Siri, of course, doesn’t have a face, and Facebook and Skype bots don’t even have a voice. But modern bots try to trick users into interacting with them as if they’re human in other ways: by bantering and using humor, speaking (or writing) conversationally, and learning to parse free-form questions and answers.
“This creates a perception that if you say anything to this bot, it should respond to it,” said Nikhil Mane, an engineer developing conversational AI at Autodesk. That sets the bot up for failure, Mane said. Without a sense of a bot’s limits, a user is liable to overstep the bounds of its ability. When the bot replies to an out-of-scope question in an odd or confusing way, it’s a dissonant reminder of its artificial nature.

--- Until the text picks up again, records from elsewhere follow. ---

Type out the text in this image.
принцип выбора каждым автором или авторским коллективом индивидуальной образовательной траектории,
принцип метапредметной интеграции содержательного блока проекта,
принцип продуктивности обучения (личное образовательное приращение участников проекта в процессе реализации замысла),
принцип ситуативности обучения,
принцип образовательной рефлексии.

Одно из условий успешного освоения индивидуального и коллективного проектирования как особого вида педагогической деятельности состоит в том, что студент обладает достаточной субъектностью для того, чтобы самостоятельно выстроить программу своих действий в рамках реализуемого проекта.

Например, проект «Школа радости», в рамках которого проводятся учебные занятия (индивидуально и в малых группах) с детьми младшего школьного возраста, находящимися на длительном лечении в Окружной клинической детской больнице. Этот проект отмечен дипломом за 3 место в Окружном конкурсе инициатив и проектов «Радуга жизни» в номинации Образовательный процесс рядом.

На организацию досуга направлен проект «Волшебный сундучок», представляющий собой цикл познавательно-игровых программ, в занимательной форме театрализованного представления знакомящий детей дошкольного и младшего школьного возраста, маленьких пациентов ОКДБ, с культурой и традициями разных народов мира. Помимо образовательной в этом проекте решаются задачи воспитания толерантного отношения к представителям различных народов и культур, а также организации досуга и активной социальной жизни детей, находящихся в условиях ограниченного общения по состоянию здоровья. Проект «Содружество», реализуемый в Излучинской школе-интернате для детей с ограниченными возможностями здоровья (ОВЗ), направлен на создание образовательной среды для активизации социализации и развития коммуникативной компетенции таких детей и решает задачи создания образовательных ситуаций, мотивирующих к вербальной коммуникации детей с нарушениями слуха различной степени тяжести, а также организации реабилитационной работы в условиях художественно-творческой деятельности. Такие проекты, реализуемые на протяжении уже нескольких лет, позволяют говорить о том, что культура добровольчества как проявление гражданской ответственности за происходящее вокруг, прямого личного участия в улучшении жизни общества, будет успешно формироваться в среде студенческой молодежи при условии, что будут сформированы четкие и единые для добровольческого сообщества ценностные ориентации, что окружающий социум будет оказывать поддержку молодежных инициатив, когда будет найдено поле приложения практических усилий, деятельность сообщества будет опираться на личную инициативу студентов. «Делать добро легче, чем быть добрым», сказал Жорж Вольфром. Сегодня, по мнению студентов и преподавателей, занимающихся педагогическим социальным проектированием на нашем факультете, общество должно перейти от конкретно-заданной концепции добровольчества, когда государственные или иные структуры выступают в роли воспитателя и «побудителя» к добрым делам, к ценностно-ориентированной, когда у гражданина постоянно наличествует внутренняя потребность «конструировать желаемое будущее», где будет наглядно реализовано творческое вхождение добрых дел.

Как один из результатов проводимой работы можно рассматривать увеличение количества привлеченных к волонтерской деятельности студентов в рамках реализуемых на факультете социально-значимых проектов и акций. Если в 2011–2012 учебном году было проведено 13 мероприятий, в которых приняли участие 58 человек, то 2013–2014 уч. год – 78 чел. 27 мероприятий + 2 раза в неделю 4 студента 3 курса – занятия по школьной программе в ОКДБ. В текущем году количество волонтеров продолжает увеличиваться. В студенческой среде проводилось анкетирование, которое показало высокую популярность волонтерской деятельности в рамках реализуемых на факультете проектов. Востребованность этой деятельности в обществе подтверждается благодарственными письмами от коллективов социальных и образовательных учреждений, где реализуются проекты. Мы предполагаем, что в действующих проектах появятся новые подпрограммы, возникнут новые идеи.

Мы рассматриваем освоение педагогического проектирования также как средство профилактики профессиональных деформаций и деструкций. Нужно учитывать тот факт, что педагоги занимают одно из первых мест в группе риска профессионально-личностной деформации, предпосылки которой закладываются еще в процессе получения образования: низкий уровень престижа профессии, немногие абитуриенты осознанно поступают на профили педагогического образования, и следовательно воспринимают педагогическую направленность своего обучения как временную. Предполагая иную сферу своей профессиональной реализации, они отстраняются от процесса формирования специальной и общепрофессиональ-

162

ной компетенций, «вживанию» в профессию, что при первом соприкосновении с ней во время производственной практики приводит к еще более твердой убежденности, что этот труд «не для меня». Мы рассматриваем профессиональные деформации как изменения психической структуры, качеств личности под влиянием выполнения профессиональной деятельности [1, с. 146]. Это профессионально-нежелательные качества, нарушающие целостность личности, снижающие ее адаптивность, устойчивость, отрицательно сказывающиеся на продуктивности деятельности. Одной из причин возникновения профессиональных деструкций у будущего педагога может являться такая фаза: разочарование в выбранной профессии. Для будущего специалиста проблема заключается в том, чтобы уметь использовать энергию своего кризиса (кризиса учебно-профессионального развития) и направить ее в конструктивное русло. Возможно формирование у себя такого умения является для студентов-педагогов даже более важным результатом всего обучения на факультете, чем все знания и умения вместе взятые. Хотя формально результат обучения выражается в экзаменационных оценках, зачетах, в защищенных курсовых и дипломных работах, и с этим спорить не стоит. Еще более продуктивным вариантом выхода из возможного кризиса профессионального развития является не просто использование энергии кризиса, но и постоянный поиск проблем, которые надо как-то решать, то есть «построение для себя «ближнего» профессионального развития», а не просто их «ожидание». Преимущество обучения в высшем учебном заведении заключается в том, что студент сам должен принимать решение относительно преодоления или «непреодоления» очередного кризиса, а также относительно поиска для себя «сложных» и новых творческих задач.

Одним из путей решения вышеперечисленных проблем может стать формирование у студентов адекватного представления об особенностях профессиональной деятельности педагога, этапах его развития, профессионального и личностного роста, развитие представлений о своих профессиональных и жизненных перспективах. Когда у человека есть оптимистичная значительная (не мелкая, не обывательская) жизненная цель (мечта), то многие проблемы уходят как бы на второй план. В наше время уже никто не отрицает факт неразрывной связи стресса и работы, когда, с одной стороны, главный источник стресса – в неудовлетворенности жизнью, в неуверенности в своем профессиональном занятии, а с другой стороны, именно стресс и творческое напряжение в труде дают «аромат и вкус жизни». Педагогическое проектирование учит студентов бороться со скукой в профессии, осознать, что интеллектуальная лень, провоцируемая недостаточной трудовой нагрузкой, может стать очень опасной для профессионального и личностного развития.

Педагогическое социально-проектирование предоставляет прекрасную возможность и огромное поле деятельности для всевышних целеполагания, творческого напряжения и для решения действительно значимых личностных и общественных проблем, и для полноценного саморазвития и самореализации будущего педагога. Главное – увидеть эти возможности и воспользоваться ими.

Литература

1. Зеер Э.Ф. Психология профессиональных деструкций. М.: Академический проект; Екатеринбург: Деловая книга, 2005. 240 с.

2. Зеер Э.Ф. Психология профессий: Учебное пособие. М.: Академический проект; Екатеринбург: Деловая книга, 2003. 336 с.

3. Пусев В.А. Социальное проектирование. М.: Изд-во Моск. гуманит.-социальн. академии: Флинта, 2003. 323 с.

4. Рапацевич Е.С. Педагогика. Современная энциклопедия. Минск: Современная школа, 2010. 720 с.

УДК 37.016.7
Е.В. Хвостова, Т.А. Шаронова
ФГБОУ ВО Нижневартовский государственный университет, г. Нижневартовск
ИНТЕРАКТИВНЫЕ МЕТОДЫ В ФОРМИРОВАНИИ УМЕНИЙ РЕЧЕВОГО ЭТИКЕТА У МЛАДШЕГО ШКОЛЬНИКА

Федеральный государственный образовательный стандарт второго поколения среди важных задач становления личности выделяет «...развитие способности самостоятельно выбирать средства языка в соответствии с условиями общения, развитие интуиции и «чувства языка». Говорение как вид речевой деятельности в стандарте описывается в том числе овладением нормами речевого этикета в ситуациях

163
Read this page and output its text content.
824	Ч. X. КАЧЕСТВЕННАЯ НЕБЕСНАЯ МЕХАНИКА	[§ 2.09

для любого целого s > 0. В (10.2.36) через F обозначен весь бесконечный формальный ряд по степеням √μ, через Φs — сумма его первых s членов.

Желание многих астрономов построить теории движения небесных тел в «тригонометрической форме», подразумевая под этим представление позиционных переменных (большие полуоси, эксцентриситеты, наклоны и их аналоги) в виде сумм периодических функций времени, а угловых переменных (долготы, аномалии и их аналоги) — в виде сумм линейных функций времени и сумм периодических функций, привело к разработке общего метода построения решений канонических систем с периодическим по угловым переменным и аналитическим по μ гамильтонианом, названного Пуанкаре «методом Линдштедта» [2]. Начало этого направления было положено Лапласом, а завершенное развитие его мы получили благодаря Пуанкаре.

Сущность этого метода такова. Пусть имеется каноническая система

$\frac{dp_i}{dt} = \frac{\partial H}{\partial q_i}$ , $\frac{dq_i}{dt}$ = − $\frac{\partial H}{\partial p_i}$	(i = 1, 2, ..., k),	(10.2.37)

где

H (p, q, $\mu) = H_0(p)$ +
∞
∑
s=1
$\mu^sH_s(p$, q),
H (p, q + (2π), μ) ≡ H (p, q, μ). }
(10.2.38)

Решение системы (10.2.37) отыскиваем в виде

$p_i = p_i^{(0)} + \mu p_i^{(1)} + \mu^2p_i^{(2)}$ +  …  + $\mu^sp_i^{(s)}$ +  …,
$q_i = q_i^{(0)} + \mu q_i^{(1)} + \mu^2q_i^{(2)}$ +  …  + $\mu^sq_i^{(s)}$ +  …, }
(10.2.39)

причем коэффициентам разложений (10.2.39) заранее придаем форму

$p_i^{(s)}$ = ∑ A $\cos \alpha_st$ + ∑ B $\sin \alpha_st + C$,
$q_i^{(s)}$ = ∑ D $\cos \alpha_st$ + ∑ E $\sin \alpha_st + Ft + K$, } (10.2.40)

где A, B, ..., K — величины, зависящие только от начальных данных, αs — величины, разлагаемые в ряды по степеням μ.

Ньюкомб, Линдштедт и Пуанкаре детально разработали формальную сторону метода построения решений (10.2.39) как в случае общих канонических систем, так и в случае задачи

Mane pointed to Slack, the popular workplace messaging app, for an example of a better approach. The app’s resident helper, Slackbot, prompts users to ask it “simple questions” about how Slack works. “I’m only a bot, but I’ll do my best to answer!” Slackbot says. “If I don’t understand, I’ll search the Help Center.”
I threw some basic questions at Slackbot, and it fielded them deftly. But ask it something outside of its purview—“Slackbot, what’s the meaning of life?”—and it responds, “I’m sorry, I don’t understand! Sometimes I have an easier time with a few simple keywords.”
Compare that to how Poncho, a weather-app company that created one of the first Facebook chatbots, set expectations about itself when it was first launched. In an interview with Business Insider last year, the company’s CEO said he was aiming to build “the first bot you want to be friends with.” He wanted users to be able to “shoot the breeze” with Poncho on just about any topic, and hired writers to program non-weather answers into the chatbot. But Poncho wasn’t even very good at delivering weather forecasts, its core function.
The bot’s gotten better since then, and a little more humble. It answered my weather-related questions with few mistakes, and made some puns when I asked it about its favorite music and movies. Stray too far from the script, though, and the bot hits a wall, with a descriptive message: “So, I’m good at talking about the weather. Other stuff, not so good. If you need help just enter ‘help.’”
The modesty was effective. Rather than trying to keep up the charade—one of Poncho’s old answers when it didn’t understand a prompt was “Sorry, I was trying to charge my phone. What were you trying to say?”—it acknowledged its fallibility. The message moved Poncho further away from science fiction—and out of the uncanny valley.